For all the lessons and classes and "education" that our children receive, they ache to see adults who are living as God's children themselves. I look around and look back on my own childhood experiences and have to agree with Rich Mullins when he sings, "I heard so much of the dribble, it's a wonder I can think." I was immersed in a world hiding from God. I see children and youth caught in the same world where the greatest injustice is that they are not taken to the Lord's loving arms. Actually, they are even prevented from finding him.
For this Jesus said one of his strongest statements. "If anyone causes one of these little ones who believe in me to sin, it would be better for him to have a large millstone hung around his neck and to be drowned in the depths of the sea." I do not think he was only talking about children and youth, but I think that they were certainly included and even highlighted in the statement. It is one reason that, even with my own children, I remind them at times not to look to me always, but remember that "God alone is good." I pray for mercy for where I fail them and for grace for them to find the Lord in their own lives.
So I ache for children and their parents and teachers. I long for them to know just how serious the responsibility is for letting the children come to Jesus. If all things were equal, if this world were not what it is, children and youth might "find their way" on their own. But since the world is a trap, Satan is alive and well, and hearing God and trusting him is not instinctual but sought, acquired, and learned, our children and youth need to hear the words "Let the little children come to me" and they need to see adults running to him as well. Besides, one of the greatest joys in life is leading little ones into the arms of Jesus. It reminds me that my place is there as well.
Because I long for the children to come, I find myself teaching them and trying to remind and encourage their parents to do the same. I long to share not because I have the answers, but because I know how much help children and parents and teachers need to face the obstacles in this present evil age. We must not lose our focus on the sufficiency of Christ nor the hope that our children can live in that sufficiency. In comparison to this hope and faith, nothing else matters! Without it our children are lost as much as we are ourselves.

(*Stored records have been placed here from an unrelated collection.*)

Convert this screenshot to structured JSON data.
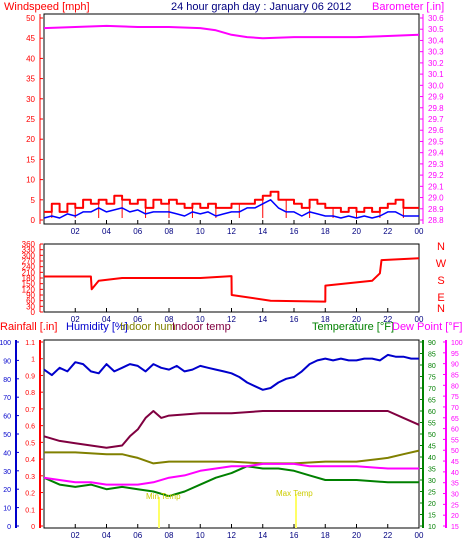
{
  "chart_data": [
    {
      "type": "line",
      "title": "24 hour graph day : January 06 2012",
      "left_axis_label": "Windspeed [mph]",
      "right_axis_label": "Barometer [.in]",
      "x_ticks": [
        "02",
        "04",
        "06",
        "08",
        "10",
        "12",
        "14",
        "16",
        "18",
        "20",
        "22",
        "00"
      ],
      "left_ticks": [
        "0",
        "5",
        "10",
        "15",
        "20",
        "25",
        "30",
        "35",
        "40",
        "45",
        "50"
      ],
      "right_ticks": [
        "28.8",
        "28.9",
        "29.0",
        "29.1",
        "29.2",
        "29.3",
        "29.4",
        "29.5",
        "29.6",
        "29.7",
        "29.8",
        "29.9",
        "30.0",
        "30.1",
        "30.2",
        "30.3",
        "30.4",
        "30.5",
        "30.6"
      ],
      "ylim_left": [
        0,
        50
      ],
      "ylim_right": [
        28.8,
        30.6
      ],
      "series": [
        {
          "name": "gust",
          "axis": "left",
          "color": "#ff0000",
          "x": [
            0.0,
            0.5,
            1.0,
            1.5,
            2.0,
            2.5,
            3.0,
            3.5,
            4.0,
            4.5,
            5.0,
            5.5,
            6.0,
            6.5,
            7.0,
            7.5,
            8.0,
            8.5,
            9.0,
            9.5,
            10.0,
            10.5,
            11.0,
            11.5,
            12.0,
            12.5,
            13.0,
            13.5,
            14.0,
            14.5,
            15.0,
            15.5,
            16.0,
            16.5,
            17.0,
            17.5,
            18.0,
            18.5,
            19.0,
            19.5,
            20.0,
            20.5,
            21.0,
            21.5,
            22.0,
            22.5,
            23.0,
            23.5,
            24.0
          ],
          "y": [
            2,
            4,
            2,
            4,
            3,
            5,
            4,
            5,
            4,
            6,
            5,
            4,
            5,
            3,
            5,
            4,
            5,
            4,
            3,
            4,
            3,
            4,
            3,
            3,
            4,
            4,
            4,
            5,
            6,
            7,
            5,
            5,
            4,
            3,
            5,
            4,
            3,
            3,
            2,
            3,
            2,
            3,
            2,
            3,
            4,
            5,
            3,
            3,
            3
          ]
        },
        {
          "name": "average",
          "axis": "left",
          "color": "#0000ff",
          "x": [
            0.0,
            0.5,
            1.0,
            1.5,
            2.0,
            2.5,
            3.0,
            3.5,
            4.0,
            4.5,
            5.0,
            5.5,
            6.0,
            6.5,
            7.0,
            7.5,
            8.0,
            8.5,
            9.0,
            9.5,
            10.0,
            10.5,
            11.0,
            11.5,
            12.0,
            12.5,
            13.0,
            13.5,
            14.0,
            14.5,
            15.0,
            15.5,
            16.0,
            16.5,
            17.0,
            17.5,
            18.0,
            18.5,
            19.0,
            19.5,
            20.0,
            20.5,
            21.0,
            21.5,
            22.0,
            22.5,
            23.0,
            23.5,
            24.0
          ],
          "y": [
            0.5,
            1,
            0.5,
            1.5,
            1,
            2,
            2,
            3,
            2,
            2.5,
            3,
            2,
            2.5,
            1.5,
            2,
            2,
            2,
            1.5,
            1,
            2,
            1.5,
            2,
            1,
            1.5,
            2,
            2,
            3,
            3,
            4,
            5,
            3,
            2,
            2,
            1,
            2,
            1.5,
            1,
            1,
            0.5,
            1,
            0.5,
            1,
            0.5,
            1,
            2,
            2,
            1,
            1,
            1
          ]
        },
        {
          "name": "barometer",
          "axis": "right",
          "color": "#ff00ff",
          "x": [
            0,
            2,
            4,
            6,
            8,
            10,
            11,
            12,
            13,
            14,
            16,
            18,
            20,
            22,
            24
          ],
          "y": [
            30.51,
            30.52,
            30.53,
            30.52,
            30.52,
            30.51,
            30.49,
            30.45,
            30.43,
            30.42,
            30.43,
            30.43,
            30.43,
            30.44,
            30.45
          ]
        }
      ]
    },
    {
      "type": "line",
      "title": "",
      "y_ticks": [
        "0",
        "30",
        "60",
        "90",
        "120",
        "150",
        "180",
        "210",
        "240",
        "270",
        "300",
        "330",
        "360"
      ],
      "compass_labels": [
        "N",
        "W",
        "S",
        "E",
        "N"
      ],
      "ylim": [
        0,
        360
      ],
      "series": [
        {
          "name": "wind direction",
          "color": "#ff0000",
          "x": [
            0,
            2.5,
            3.0,
            3.05,
            3.5,
            5.0,
            8.0,
            10.0,
            10.01,
            12.0,
            12.01,
            14.5,
            18.0,
            18.01,
            21.0,
            21.5,
            21.6,
            24.0
          ],
          "y": [
            188,
            188,
            188,
            120,
            165,
            180,
            180,
            180,
            180,
            190,
            90,
            60,
            55,
            140,
            165,
            205,
            275,
            285
          ]
        }
      ]
    },
    {
      "type": "line",
      "title": "",
      "legend": [
        "Rainfall [.in]",
        "Humidity [%]",
        "Indoor hum",
        "Indoor temp",
        "Temperature [°F]",
        "Dew Point [°F]"
      ],
      "rain_ticks": [
        "0",
        "0.1",
        "0.2",
        "0.3",
        "0.4",
        "0.5",
        "0.6",
        "0.7",
        "0.8",
        "0.9",
        "1",
        "1.1"
      ],
      "humidity_ticks": [
        "0",
        "10",
        "20",
        "30",
        "40",
        "50",
        "60",
        "70",
        "80",
        "90",
        "100"
      ],
      "temp_ticks": [
        "10",
        "15",
        "20",
        "25",
        "30",
        "35",
        "40",
        "45",
        "50",
        "55",
        "60",
        "65",
        "70",
        "75",
        "80",
        "85",
        "90"
      ],
      "dew_ticks": [
        "15",
        "20",
        "25",
        "30",
        "35",
        "40",
        "45",
        "50",
        "55",
        "60",
        "65",
        "70",
        "75",
        "80",
        "85",
        "90",
        "95",
        "100"
      ],
      "annotations": [
        "Min Temp",
        "Max Temp"
      ],
      "ylim_humidity": [
        0,
        100
      ],
      "ylim_temp": [
        10,
        90
      ],
      "series": [
        {
          "name": "Humidity [%]",
          "color": "#0000cc",
          "x": [
            0.0,
            0.5,
            1.0,
            1.5,
            2.0,
            2.5,
            3.0,
            3.5,
            4.0,
            4.5,
            5.0,
            5.5,
            6.0,
            6.5,
            7.0,
            7.5,
            8.0,
            8.5,
            9.0,
            9.5,
            10.0,
            10.5,
            11.0,
            11.5,
            12.0,
            12.5,
            13.0,
            13.5,
            14.0,
            14.5,
            15.0,
            15.5,
            16.0,
            16.5,
            17.0,
            17.5,
            18.0,
            18.5,
            19.0,
            19.5,
            20.0,
            20.5,
            21.0,
            21.5,
            22.0,
            22.5,
            23.0,
            23.5,
            24.0
          ],
          "y": [
            85,
            82,
            86,
            84,
            89,
            88,
            84,
            83,
            88,
            84,
            86,
            88,
            87,
            84,
            88,
            86,
            85,
            87,
            84,
            85,
            87,
            86,
            85,
            84,
            83,
            81,
            78,
            76,
            74,
            75,
            78,
            80,
            81,
            84,
            88,
            90,
            91,
            90,
            91,
            90,
            90,
            91,
            91,
            90,
            93,
            92,
            92,
            91,
            91
          ]
        },
        {
          "name": "Indoor hum",
          "color": "#808000",
          "x": [
            0,
            2,
            4,
            5,
            5.5,
            6,
            7,
            8,
            10,
            12,
            14,
            16,
            18,
            20,
            22,
            23,
            24
          ],
          "y": [
            40,
            40,
            39,
            39,
            38,
            37,
            34,
            35,
            35,
            35,
            34,
            34,
            35,
            35,
            37,
            39,
            41
          ]
        },
        {
          "name": "Indoor temp",
          "color": "#800040",
          "x": [
            0,
            1,
            2,
            3,
            4,
            5,
            5.5,
            6,
            6.5,
            7,
            7.5,
            8,
            10,
            12,
            14,
            16,
            18,
            20,
            22,
            23,
            24
          ],
          "y": [
            49,
            47,
            46,
            45,
            44,
            45,
            49,
            52,
            57,
            60,
            57,
            58,
            59,
            59,
            60,
            60,
            60,
            60,
            60,
            57,
            54
          ]
        },
        {
          "name": "Temperature [°F]",
          "color": "#008000",
          "x": [
            0,
            1,
            2,
            3,
            4,
            5,
            6,
            7,
            8,
            9,
            10,
            11,
            12,
            13,
            14,
            15,
            16,
            17,
            18,
            20,
            22,
            24
          ],
          "y": [
            31,
            28,
            27,
            28,
            26,
            27,
            26,
            25,
            23,
            25,
            28,
            31,
            33,
            36,
            35,
            35,
            34,
            32,
            30,
            30,
            29,
            29
          ]
        },
        {
          "name": "Dew Point [°F]",
          "color": "#ff00ff",
          "x": [
            0,
            1,
            2,
            3,
            4,
            5,
            6,
            7,
            8,
            9,
            10,
            11,
            12,
            13,
            14,
            15,
            16,
            17,
            18,
            20,
            22,
            24
          ],
          "y": [
            31,
            30,
            29,
            29,
            28,
            28,
            28,
            29,
            31,
            32,
            34,
            35,
            36,
            36,
            37,
            37,
            37,
            36,
            36,
            36,
            35,
            35
          ]
        }
      ]
    }
  ]
}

I say all this to express my concern for those I consider "overlooked." It is ironic that so much attention can be given to youth and children and yet somehow what is most important be left out. This speaks about our own hearts more than anything else. For myself, it speaks to how I raise my family, but also to how I lead or take other children and youth either into Jesus' arms or away from them. The children are his - consecrated and set apart - I am merely a steward set to watch over them for a short while.